On Monday I ran past 2 food trucks that the government set up in Central.  I ran through Tamar Park where there were thousands of people.  Then the 2 food trucks in no man’s land.  Then the Central Piers where there are again thousands of people.  

There were few customers, if any, at the food trucks.  Compared to the festive atmosphere at Tsing Yi, this is miserable.  I am sure the food trucks would love to locate themselves either in Tamar Park where the people are, or the Central Piers where the people are.  But they have to be stationed here because this is where the government want them.  Why?

Why does the government have to do this?  There are plenty of things that are local, home-grown, distinctive to Hong Kong, which could be nurtured into something attractive to locals as well as tourists.  

Why does the government have to import something, spend huge amounts of money, impose suffocating restrictions on them, and demonstrate again and again its incompetency?


Monday, May 01, 2017

Scenic Victoria Road

Where can you find cotton in Hong Kong?  


It turns out you can find them along Victoria Road.  I discovered that this afternoon when I ran from Causeway Bay to Aberdeen via Victoria Road.  

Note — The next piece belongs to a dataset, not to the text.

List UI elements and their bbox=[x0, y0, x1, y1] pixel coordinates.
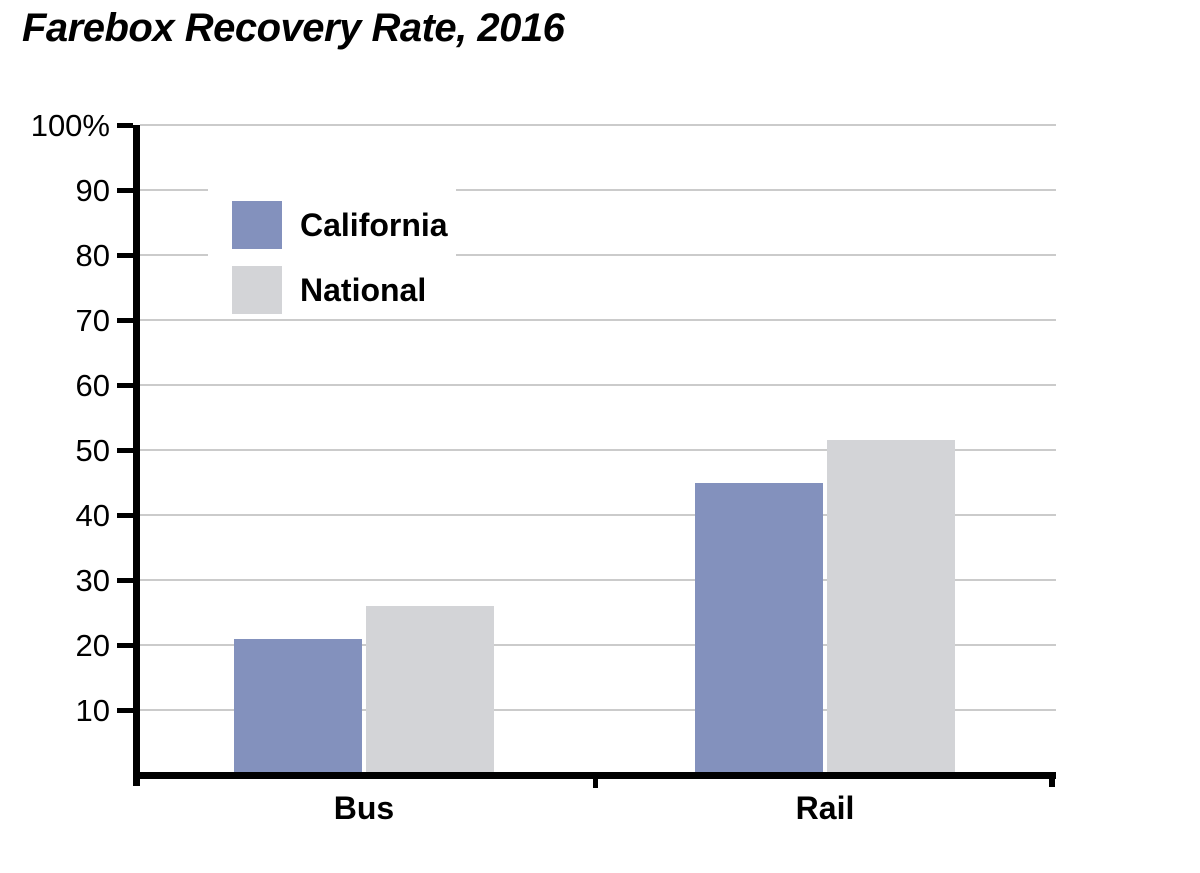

I got a glimpse of Green Island, the small, uninhabited island off the coast of Kennedy Town at the Western end of Hong Kong Island.  At one time, it housed an explosives depot for the government.  Not anymore.  Now it looks so peaceful and almost lonely. 


There are many tenacious banyan trees.  


Such as this one which digs its roots into the seams between the paving bricks along the sidewalk.  They just fight and fight and fight to survive and grow.  They are full of life and so hard to kill.  

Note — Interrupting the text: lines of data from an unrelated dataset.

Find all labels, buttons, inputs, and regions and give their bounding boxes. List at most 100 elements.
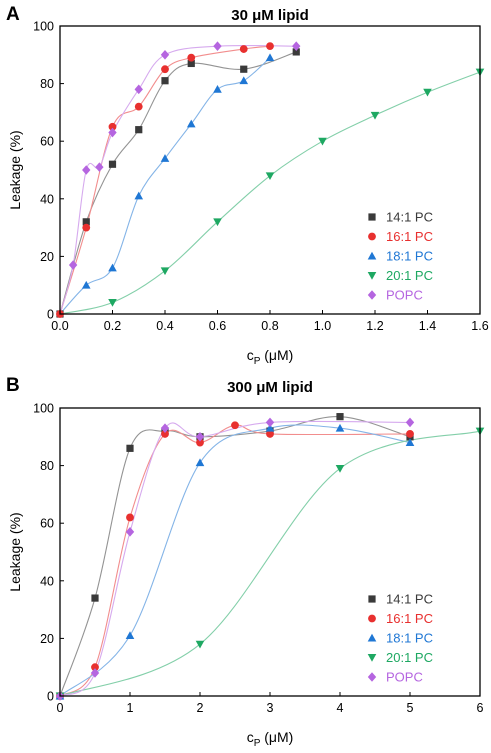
data-point-popc xyxy=(195,432,205,442)
data-point-14-1-pc xyxy=(292,48,300,56)
data-point-20-1-pc xyxy=(108,299,117,307)
data-point-16-1-pc xyxy=(231,421,239,430)
y-tick-label: 40 xyxy=(40,574,54,588)
data-point-14-1-pc xyxy=(161,77,169,85)
legend-label-16-1-pc: 16:1 PC xyxy=(386,611,433,626)
data-point-16-1-pc xyxy=(266,430,274,438)
data-point-popc xyxy=(160,50,170,60)
data-point-16-1-pc xyxy=(239,45,248,53)
x-tick-label: 3 xyxy=(267,701,274,715)
data-point-16-1-pc xyxy=(108,122,117,131)
data-point-16-1-pc xyxy=(266,42,274,51)
x-tick-label: 1 xyxy=(127,701,134,715)
fit-curve-popc xyxy=(59,420,411,697)
data-point-16-1-pc xyxy=(91,663,99,672)
x-axis-ticks: 0 1 2 3 4 5 6 xyxy=(57,692,484,715)
y-tick-label: 20 xyxy=(40,632,54,646)
legend: 14:1 PC 16:1 PC 18:1 PC 20:1 PC POPC xyxy=(367,210,433,303)
data-point-18-1-pc xyxy=(405,438,415,446)
data-point-popc xyxy=(265,417,275,428)
data-point-popc xyxy=(68,260,78,270)
x-tick-label: 2 xyxy=(197,701,204,715)
x-tick-label: 5 xyxy=(407,701,414,715)
legend-label-14-1-pc: 14:1 PC xyxy=(386,592,433,607)
data-point-14-1-pc xyxy=(91,594,99,602)
y-tick-label: 0 xyxy=(47,308,54,322)
data-point-20-1-pc xyxy=(195,640,205,649)
fit-curve-14-1-pc xyxy=(59,416,411,697)
y-tick-label: 0 xyxy=(47,690,54,704)
legend-marker-18-1-pc xyxy=(367,633,377,642)
legend-label-18-1-pc: 18:1 PC xyxy=(386,249,433,264)
chart-title: 300 μM lipid xyxy=(227,379,313,396)
legend-marker-popc xyxy=(367,672,377,682)
data-point-16-1-pc xyxy=(187,53,196,62)
panel-letter: B xyxy=(6,375,20,396)
x-tick-label: 0.8 xyxy=(261,319,278,333)
data-point-20-1-pc xyxy=(335,465,345,473)
data-point-20-1-pc xyxy=(265,172,275,181)
y-tick-label: 20 xyxy=(40,250,54,264)
x-tick-label: 0.0 xyxy=(51,319,68,333)
panel-b: B 300 μM lipid 0 1 2 3 4 5 6 0 20 40 60 80 100 cP (… xyxy=(6,375,485,749)
data-point-18-1-pc xyxy=(213,85,222,93)
x-tick-label: 1.4 xyxy=(419,319,436,333)
data-point-18-1-pc xyxy=(125,631,135,639)
legend-label-20-1-pc: 20:1 PC xyxy=(386,650,433,665)
x-tick-label: 0.2 xyxy=(104,319,121,333)
data-point-14-1-pc xyxy=(135,126,143,134)
data-point-16-1-pc xyxy=(134,102,143,111)
fit-curve-18-1-pc xyxy=(59,424,411,697)
data-point-popc xyxy=(292,41,301,51)
data-point-14-1-pc xyxy=(240,65,248,73)
data-point-popc xyxy=(90,668,100,678)
data-point-18-1-pc xyxy=(134,191,144,200)
data-point-14-1-pc xyxy=(187,59,195,68)
data-point-18-1-pc xyxy=(265,423,275,432)
data-points xyxy=(55,413,485,701)
data-point-18-1-pc xyxy=(195,458,205,467)
data-point-16-1-pc xyxy=(161,65,169,74)
y-axis-label: Leakage (%) xyxy=(7,130,23,209)
data-point-18-1-pc xyxy=(186,119,196,128)
legend-marker-20-1-pc xyxy=(367,272,377,280)
x-axis-ticks: 0.0 0.2 0.4 0.6 0.8 1.0 1.2 1.4 1.6 xyxy=(51,310,489,333)
data-point-popc xyxy=(95,162,104,172)
x-tick-label: 0.6 xyxy=(209,319,226,333)
legend-label-14-1-pc: 14:1 PC xyxy=(386,210,433,225)
data-point-16-1-pc xyxy=(196,438,204,447)
legend-marker-popc xyxy=(367,290,377,300)
x-tick-label: 4 xyxy=(337,701,344,715)
data-point-18-1-pc xyxy=(335,423,345,432)
y-tick-label: 100 xyxy=(33,20,54,34)
data-point-popc xyxy=(108,127,117,138)
data-point-14-1-pc xyxy=(82,218,90,226)
data-point-popc xyxy=(213,41,222,51)
x-axis-label: cP (μM) xyxy=(247,729,294,749)
data-point-16-1-pc xyxy=(161,430,169,438)
chart-title: 30 μM lipid xyxy=(231,7,309,24)
y-tick-label: 60 xyxy=(40,135,54,149)
x-tick-label: 1.6 xyxy=(471,319,488,333)
fit-curve-18-1-pc xyxy=(59,57,271,315)
data-point-popc xyxy=(125,527,135,537)
data-point-18-1-pc xyxy=(81,280,91,289)
data-point-20-1-pc xyxy=(423,88,432,97)
data-point-20-1-pc xyxy=(318,137,327,146)
data-point-18-1-pc xyxy=(160,154,170,162)
legend-marker-20-1-pc xyxy=(367,654,377,662)
data-point-20-1-pc xyxy=(160,267,170,276)
x-tick-label: 0.4 xyxy=(156,319,173,333)
legend-label-16-1-pc: 16:1 PC xyxy=(386,229,433,244)
legend-marker-16-1-pc xyxy=(368,614,376,623)
x-tick-label: 6 xyxy=(477,701,484,715)
panel-a: A 30 μM lipid 0.0 0.2 0.4 0.6 0.8 1.0 1.2 1.4 1.… xyxy=(6,4,489,367)
y-axis-label: Leakage (%) xyxy=(7,512,23,591)
data-point-14-1-pc xyxy=(336,413,344,421)
x-tick-label: 0 xyxy=(57,701,64,715)
legend-label-20-1-pc: 20:1 PC xyxy=(386,268,433,283)
legend-label-18-1-pc: 18:1 PC xyxy=(386,631,433,646)
data-point-popc xyxy=(134,84,143,95)
legend-marker-14-1-pc xyxy=(368,595,376,603)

Then I stumbled upon these cotton-carrying pods of the cotton tree (red silk-cotton).  


It took me a while to recognise them for what they are.  


I read that in the old days, people in southern China actually did use the silk-cotton to stuff their clothes, since cotton does not grow in southern China.  


There is also this scenic cemetery in Pokfulam.  


The cemetery is said to have good Feng-shui because it sits on a slope looking out to the sea, with low hills on both sides - making you feel like you are sitting in a comfortable armchair with a broad sweeping vista over the sea, where water symbolises wealth.